Once I saw he was in the house, I got out of the car and ran as fast as I could to the first house that I saw. All I really remember from that point is just pounding on the door as hard as I could praying to God that someone would answer and he wouldn’t catch me. The woman who owned the house opened the door and let me inside. My current state of mind at the time was just to call my mom and have her come get me and just take a few days away from my husband but the woman called the police. When you finally get away for the very first time, you don’t look at it as being the last time you’re with them, you’re hoping and praying that the time away will change them.

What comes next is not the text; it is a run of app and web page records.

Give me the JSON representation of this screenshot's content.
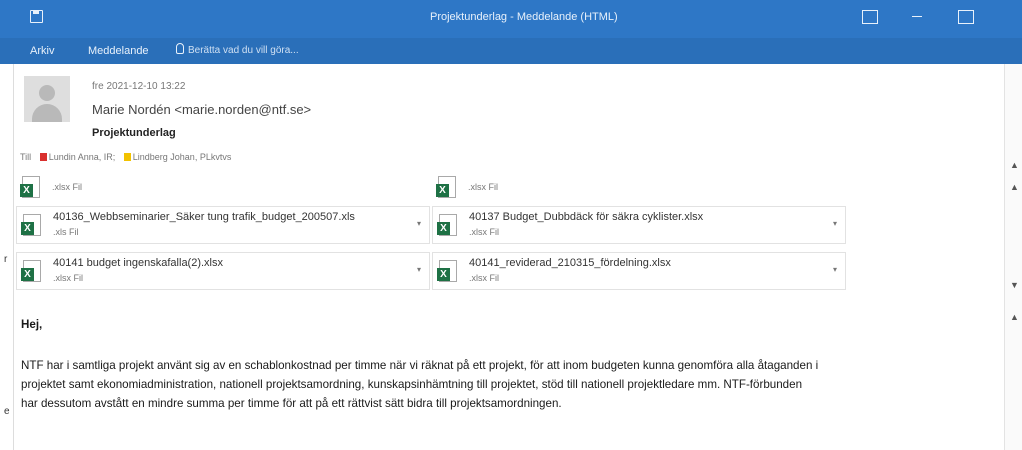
{
  "window": {
    "title": "Projektunderlag - Meddelande (HTML)",
    "ribbon_tabs": [
      "Arkiv",
      "Meddelande"
    ],
    "tell_me_placeholder": "Berätta vad du vill göra..."
  },
  "message": {
    "date": "fre 2021-12-10 13:22",
    "sender": "Marie Nordén <marie.norden@ntf.se>",
    "subject": "Projektunderlag",
    "to_label": "Till",
    "recipients": [
      {
        "name": "Lundin Anna, IR;",
        "color": "#d9302e"
      },
      {
        "name": "Lindberg Johan, PLkvtvs",
        "color": "#f2c200"
      }
    ]
  },
  "attachments": [
    {
      "name": "",
      "type": ".xlsx Fil"
    },
    {
      "name": "",
      "type": ".xlsx Fil"
    },
    {
      "name": "40136_Webbseminarier_Säker tung trafik_budget_200507.xls",
      "type": ".xls Fil"
    },
    {
      "name": "40137 Budget_Dubbdäck för säkra cyklister.xlsx",
      "type": ".xlsx Fil"
    },
    {
      "name": "40141 budget ingenskafalla(2).xlsx",
      "type": ".xlsx Fil"
    },
    {
      "name": "40141_reviderad_210315_fördelning.xlsx",
      "type": ".xlsx Fil"
    }
  ],
  "body": {
    "greeting": "Hej,",
    "lines": [
      "NTF har i samtliga projekt använt sig av en schablonkostnad per timme när vi räknat på ett projekt, för att inom budgeten kunna genomföra alla åtaganden i",
      "projektet samt ekonomiadministration, nationell projektsamordning, kunskapsinhämtning till projektet, stöd till nationell projektledare mm. NTF-förbunden",
      "har dessutom avstått en mindre summa per timme för att på ett rättvist sätt bidra till projektsamordningen."
    ]
  },
  "colors": {
    "titlebar": "#2e77c6",
    "ribbon": "#2a6fb9",
    "excel_green": "#1e7145"
  }
}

I didn’t want to end my marriage with him, I just wanted him to cool down and then work things out.March 26th he turned himself into the police after he had already gone to two different cities in an attempt to run from them all the while harassing me with phone calls as well as having his friends and family do the exact same. A few days after this I gave birth to a beautiful, healthy baby girl who is my absolute world. Two months after having my daughter, my husband got out of jail and within the first 3 hours of him being out, his mom was calling me and letting him talk to me even though there was a no contact emergency protective order which was granted the same night of the abuse.

 

After begging me to let him see his daughter, I finally caved and went back to him for six days. During those six days of the ‘honeymoon’ stage everything was great, we were getting along, he wasn’t doing drugs and it seemed like everything was going to be ok. I had lost my condo, almost lost my job and was very close to losing my car which I eventually did lose because I couldn’t afford it without him and was living back at my parents house. On the 5th of April I went to my parents to get some of my things to take with me back to the hotel that his parents and I were staying at unaware of what nasty little words were waiting to slip from his tongue. When I got back to the hotel, I could already tell he was angry and immediately that fear of him possibly hurting me came to mind even though he didn’t but the verbal abuse was there.

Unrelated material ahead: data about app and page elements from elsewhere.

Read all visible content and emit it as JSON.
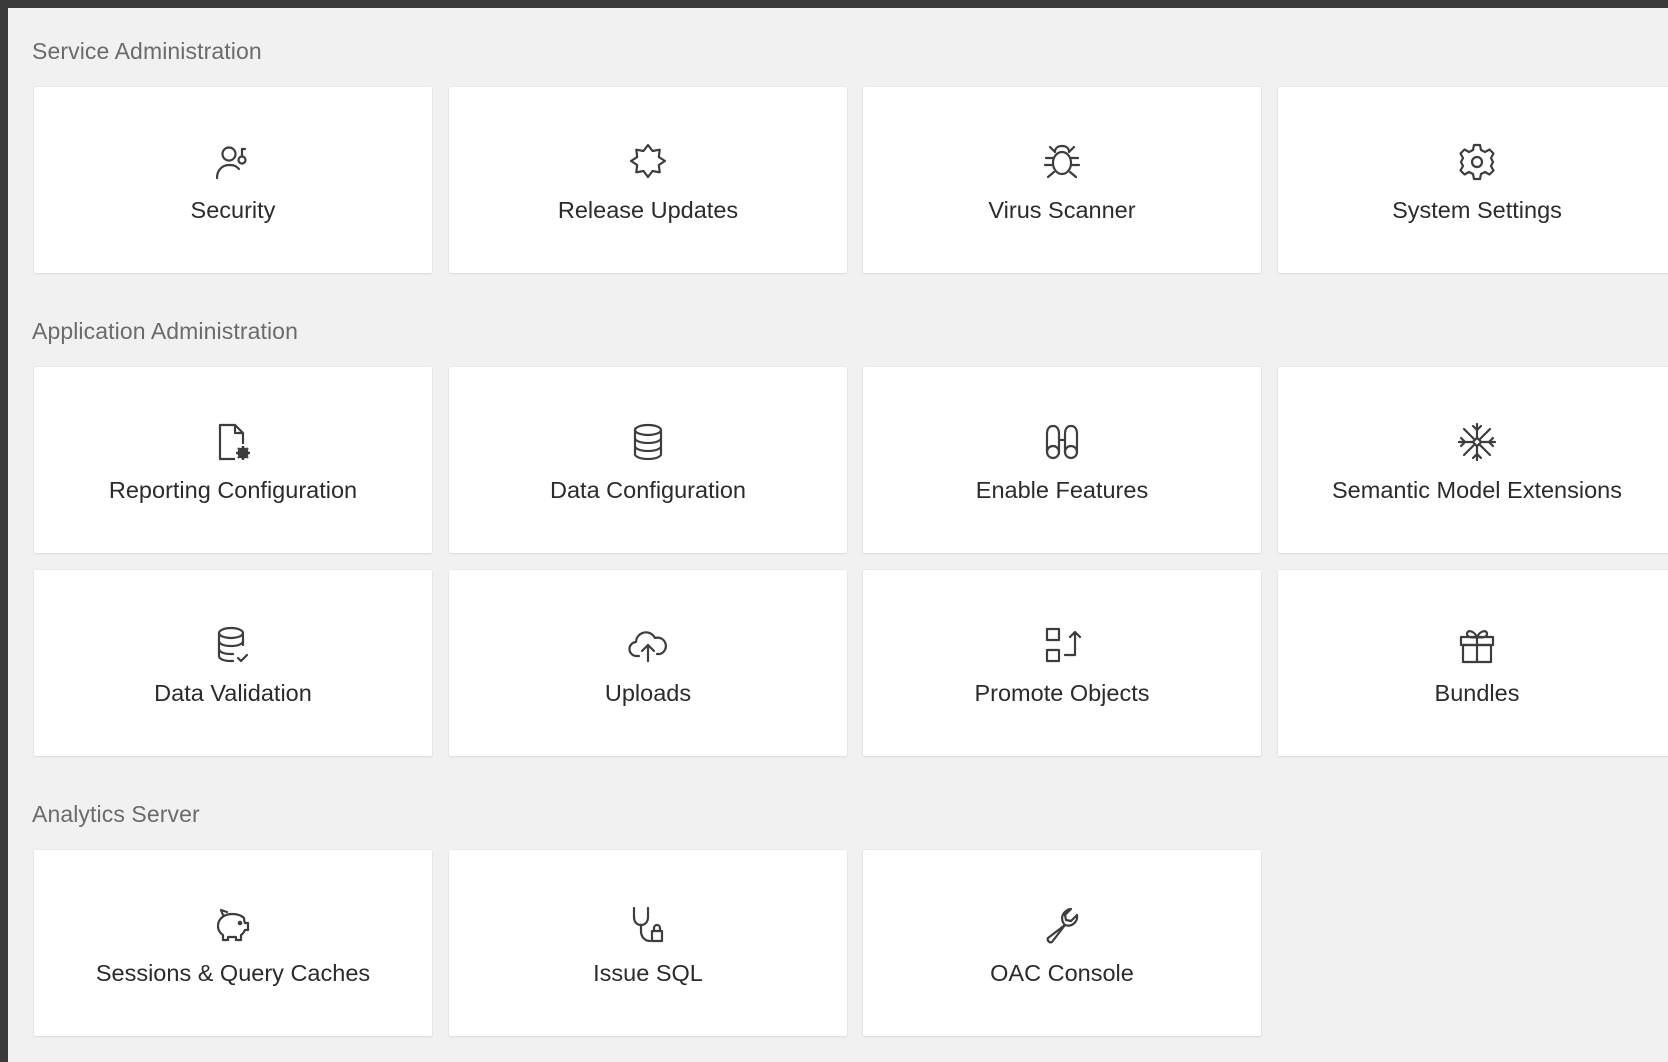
{
  "sections": [
    {
      "title": "Service Administration",
      "tiles": [
        {
          "label": "Security",
          "icon": "user-lock-icon"
        },
        {
          "label": "Release Updates",
          "icon": "badge-star-icon"
        },
        {
          "label": "Virus Scanner",
          "icon": "bug-icon"
        },
        {
          "label": "System Settings",
          "icon": "gear-icon"
        }
      ]
    },
    {
      "title": "Application Administration",
      "tiles": [
        {
          "label": "Reporting Configuration",
          "icon": "document-gear-icon"
        },
        {
          "label": "Data Configuration",
          "icon": "database-icon"
        },
        {
          "label": "Enable Features",
          "icon": "binoculars-icon"
        },
        {
          "label": "Semantic Model Extensions",
          "icon": "snowflake-icon"
        },
        {
          "label": "Data Validation",
          "icon": "database-check-icon"
        },
        {
          "label": "Uploads",
          "icon": "cloud-upload-icon"
        },
        {
          "label": "Promote Objects",
          "icon": "promote-objects-icon"
        },
        {
          "label": "Bundles",
          "icon": "gift-icon"
        }
      ]
    },
    {
      "title": "Analytics Server",
      "tiles": [
        {
          "label": "Sessions & Query Caches",
          "icon": "piggy-bank-icon"
        },
        {
          "label": "Issue SQL",
          "icon": "stethoscope-icon"
        },
        {
          "label": "OAC Console",
          "icon": "wrench-icon"
        }
      ]
    }
  ]
}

After about 10 minutes of him yelling at me, the police showed up and arrested him for violation of the protective order. Its been 6 months since I’ve seen him and I finally feel like I’m going back to my old self. I’ve been going to counseling, attending church regularly and I finally have that peace of mind that everything’s going to be OK. There’s still a long road ahead but if I can make it this far, anyone can. My message to anyone who’s in an emotional or physically abusive relationship, get out now. You deserve so much better and, if you have children like I do, your kids deserve so much better.

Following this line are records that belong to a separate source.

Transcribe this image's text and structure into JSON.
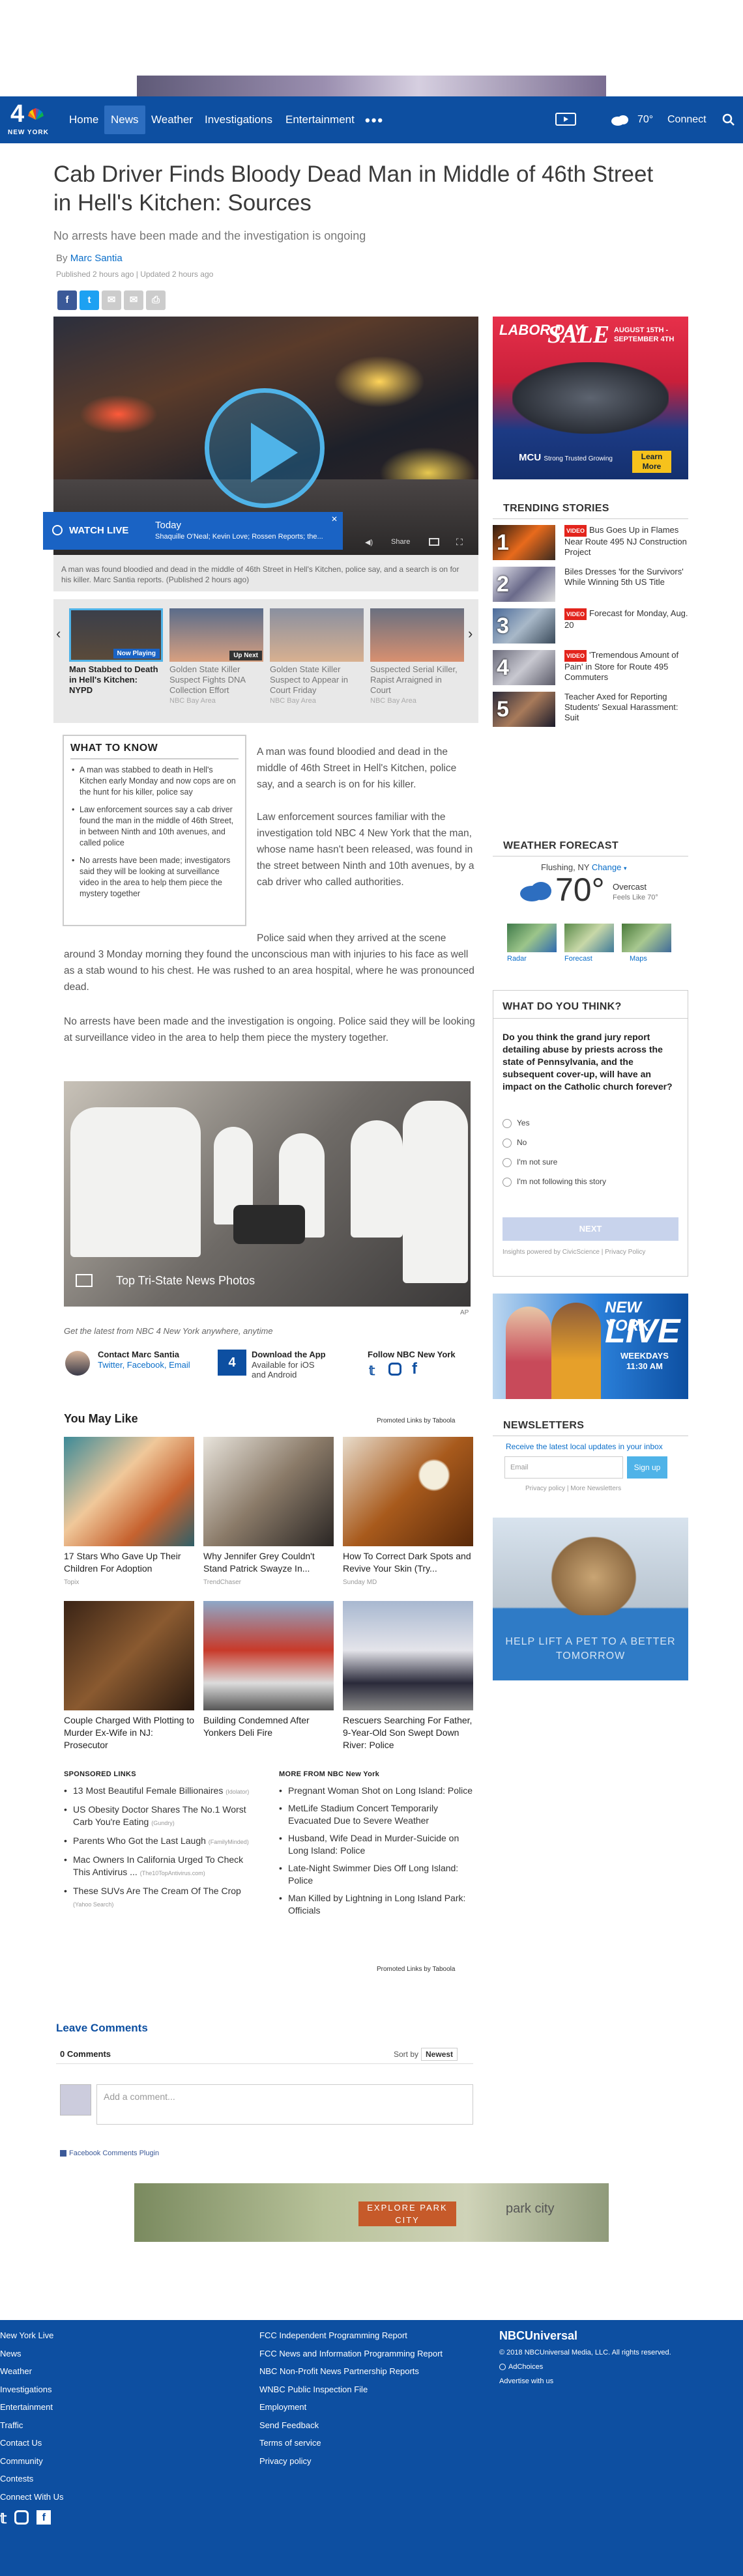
{
  "top_ad": {},
  "nav": {
    "logo_number": "4",
    "logo_sub": "NEW YORK",
    "items": [
      "Home",
      "News",
      "Weather",
      "Investigations",
      "Entertainment"
    ],
    "more": "•••",
    "temp": "70°",
    "connect": "Connect",
    "colors": {
      "bar": "#0d4fa1",
      "active": "#2d6ec0"
    }
  },
  "article": {
    "headline": "Cab Driver Finds Bloody Dead Man in Middle of 46th Street in Hell's Kitchen: Sources",
    "dek": "No arrests have been made and the investigation is ongoing",
    "by": "By",
    "author": "Marc Santia",
    "published": "Published 2 hours ago | Updated 2 hours ago",
    "share_buttons": [
      "f",
      "t",
      "✉",
      "✉",
      "⎙"
    ]
  },
  "video": {
    "watch_live": "WATCH LIVE",
    "today": "Today",
    "shows": "Shaquille O'Neal; Kevin Love; Rossen Reports; the...",
    "close": "✕",
    "controls": {
      "share": "Share"
    },
    "caption": "A man was found bloodied and dead in the middle of 46th Street in Hell's Kitchen, police say, and a search is on for his killer. Marc Santia reports. (Published 2 hours ago)"
  },
  "carousel": {
    "items": [
      {
        "badge": "Now Playing",
        "title": "Man Stabbed to Death in Hell's Kitchen: NYPD",
        "source": "",
        "active": true
      },
      {
        "badge": "Up Next",
        "title": "Golden State Killer Suspect Fights DNA Collection Effort",
        "source": "NBC Bay Area",
        "active": false
      },
      {
        "badge": "",
        "title": "Golden State Killer Suspect to Appear in Court Friday",
        "source": "NBC Bay Area",
        "active": false
      },
      {
        "badge": "",
        "title": "Suspected Serial Killer, Rapist Arraigned in Court",
        "source": "NBC Bay Area",
        "active": false
      }
    ],
    "prev": "‹",
    "next": "›"
  },
  "what_to_know": {
    "title": "WHAT TO KNOW",
    "items": [
      "A man was stabbed to death in Hell's Kitchen early Monday and now cops are on the hunt for his killer, police say",
      "Law enforcement sources say a cab driver found the man in the middle of 46th Street, in between Ninth and 10th avenues, and called police",
      "No arrests have been made; investigators said they will be looking at surveillance video in the area to help them piece the mystery together"
    ]
  },
  "body": {
    "p1": "A man was found bloodied and dead in the middle of 46th Street in Hell's Kitchen, police say, and a search is on for his killer.",
    "p2": "Law enforcement sources familiar with the investigation told NBC 4 New York that the man, whose name hasn't been released, was found in the street between Ninth and 10th avenues, by a cab driver who called authorities.",
    "p3a": "Police said when they arrived at the scene",
    "p3b": "around 3 Monday morning they found the unconscious man with injuries to his face as well as a stab wound to his chest. He was rushed to an area hospital, where he was pronounced dead.",
    "p4": "No arrests have been made and the investigation is ongoing. Police said they will be looking at surveillance video in the area to help them piece the mystery together."
  },
  "slideshow": {
    "label": "Top Tri-State News Photos",
    "credit": "AP"
  },
  "get_latest": "Get the latest from NBC 4 New York anywhere, anytime",
  "contact": {
    "title": "Contact Marc Santia",
    "links": "Twitter, Facebook, Email",
    "app_title": "Download the App",
    "app_sub": "Available for iOS and Android",
    "follow": "Follow NBC New York"
  },
  "you_may_like": {
    "title": "You May Like",
    "promoted": "Promoted Links by Taboola",
    "items": [
      {
        "title": "17 Stars Who Gave Up Their Children For Adoption",
        "source": "Topix"
      },
      {
        "title": "Why Jennifer Grey Couldn't Stand Patrick Swayze In...",
        "source": "TrendChaser"
      },
      {
        "title": "How To Correct Dark Spots and Revive Your Skin (Try...",
        "source": "Sunday MD"
      },
      {
        "title": "Couple Charged With Plotting to Murder Ex-Wife in NJ: Prosecutor",
        "source": ""
      },
      {
        "title": "Building Condemned After Yonkers Deli Fire",
        "source": ""
      },
      {
        "title": "Rescuers Searching For Father, 9-Year-Old Son Swept Down River: Police",
        "source": ""
      }
    ]
  },
  "sponsored": {
    "title": "SPONSORED LINKS",
    "items": [
      {
        "text": "13 Most Beautiful Female Billionaires",
        "src": "(Idolator)"
      },
      {
        "text": "US Obesity Doctor Shares The No.1 Worst Carb You're Eating",
        "src": "(Gundry)"
      },
      {
        "text": "Parents Who Got the Last Laugh",
        "src": "(FamilyMinded)"
      },
      {
        "text": "Mac Owners In California Urged To Check This Antivirus ...",
        "src": "(The10TopAntivirus.com)"
      },
      {
        "text": "These SUVs Are The Cream Of The Crop",
        "src": "(Yahoo Search)"
      }
    ]
  },
  "more_from": {
    "title": "MORE FROM NBC New York",
    "items": [
      "Pregnant Woman Shot on Long Island: Police",
      "MetLife Stadium Concert Temporarily Evacuated Due to Severe Weather",
      "Husband, Wife Dead in Murder-Suicide on Long Island: Police",
      "Late-Night Swimmer Dies Off Long Island: Police",
      "Man Killed by Lightning in Long Island Park: Officials"
    ]
  },
  "comments": {
    "title": "Leave Comments",
    "count": "0 Comments",
    "sort_label": "Sort by",
    "sort_value": "Newest",
    "placeholder": "Add a comment...",
    "plugin": "Facebook Comments Plugin"
  },
  "bottom_ad": {
    "cta": "EXPLORE PARK CITY",
    "brand": "park city"
  },
  "sidebar": {
    "ad": {
      "ld": "LABOR DAY",
      "sale": "SALE",
      "dates": "AUGUST 15TH - SEPTEMBER 4TH",
      "mcu": "MCU",
      "mcu_sub": "Strong Trusted Growing",
      "learn": "Learn More"
    },
    "trending_title": "TRENDING STORIES",
    "trending": [
      {
        "num": "1",
        "video": true,
        "text": "Bus Goes Up in Flames Near Route 495 NJ Construction Project"
      },
      {
        "num": "2",
        "video": false,
        "text": "Biles Dresses 'for the Survivors' While Winning 5th US Title"
      },
      {
        "num": "3",
        "video": true,
        "text": "Forecast for Monday, Aug. 20"
      },
      {
        "num": "4",
        "video": true,
        "text": "'Tremendous Amount of Pain' in Store for Route 495 Commuters"
      },
      {
        "num": "5",
        "video": false,
        "text": "Teacher Axed for Reporting Students' Sexual Harassment: Suit"
      }
    ],
    "video_badge": "VIDEO",
    "weather": {
      "title": "WEATHER FORECAST",
      "location": "Flushing, NY",
      "change": "Change",
      "temp": "70°",
      "condition": "Overcast",
      "feels": "Feels Like 70°",
      "tabs": [
        "Radar",
        "Forecast",
        "Maps"
      ]
    },
    "poll": {
      "title": "WHAT DO YOU THINK?",
      "question": "Do you think the grand jury report detailing abuse by priests across the state of Pennsylvania, and the subsequent cover-up, will have an impact on the Catholic church forever?",
      "options": [
        "Yes",
        "No",
        "I'm not sure",
        "I'm not following this story"
      ],
      "next": "NEXT",
      "footer": "Insights powered by CivicScience | Privacy Policy"
    },
    "nylive": {
      "new": "NEW YORK",
      "live": "LIVE",
      "when": "WEEKDAYS 11:30 AM"
    },
    "newsletters": {
      "title": "NEWSLETTERS",
      "sub": "Receive the latest local updates in your inbox",
      "email_placeholder": "Email",
      "signup": "Sign up",
      "links": "Privacy policy | More Newsletters"
    },
    "pet_ad": {
      "text": "HELP LIFT A PET TO A BETTER TOMORROW"
    }
  },
  "footer": {
    "col1": [
      "New York Live",
      "News",
      "Weather",
      "Investigations",
      "Entertainment",
      "Traffic",
      "Contact Us",
      "Community",
      "Contests",
      "Connect With Us"
    ],
    "col2": [
      "FCC Independent Programming Report",
      "FCC News and Information Programming Report",
      "NBC Non-Profit News Partnership Reports",
      "WNBC Public Inspection File",
      "Employment",
      "Send Feedback",
      "Terms of service",
      "Privacy policy"
    ],
    "brand": "NBCUniversal",
    "copyright": "© 2018 NBCUniversal Media, LLC. All rights reserved.",
    "adchoices": "AdChoices",
    "advertise": "Advertise with us"
  }
}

Don’t ever listen to someone who’s putting you down, telling you you’re worthless because you’re not. We all have a purpose or else we wouldn’t be here. My self esteem was at an all time low but it’s slowly making its way back up and I finally remember what being happy feels like. Talk to your local women’s shelter, friends, family, pastor/priest, or anyone else you trust to talk to but get out. What he’s doing to you isn’t love, it’s insecurity in himself, the need to control and the need to manipulate. It’s a game to him and you’re the prey, don’t settle for that partial bit of good that you have when you aren’t fighting.


My family has helped me so much and I know that they would do anything to protect me as well as my children so please, lean on someone if you need help.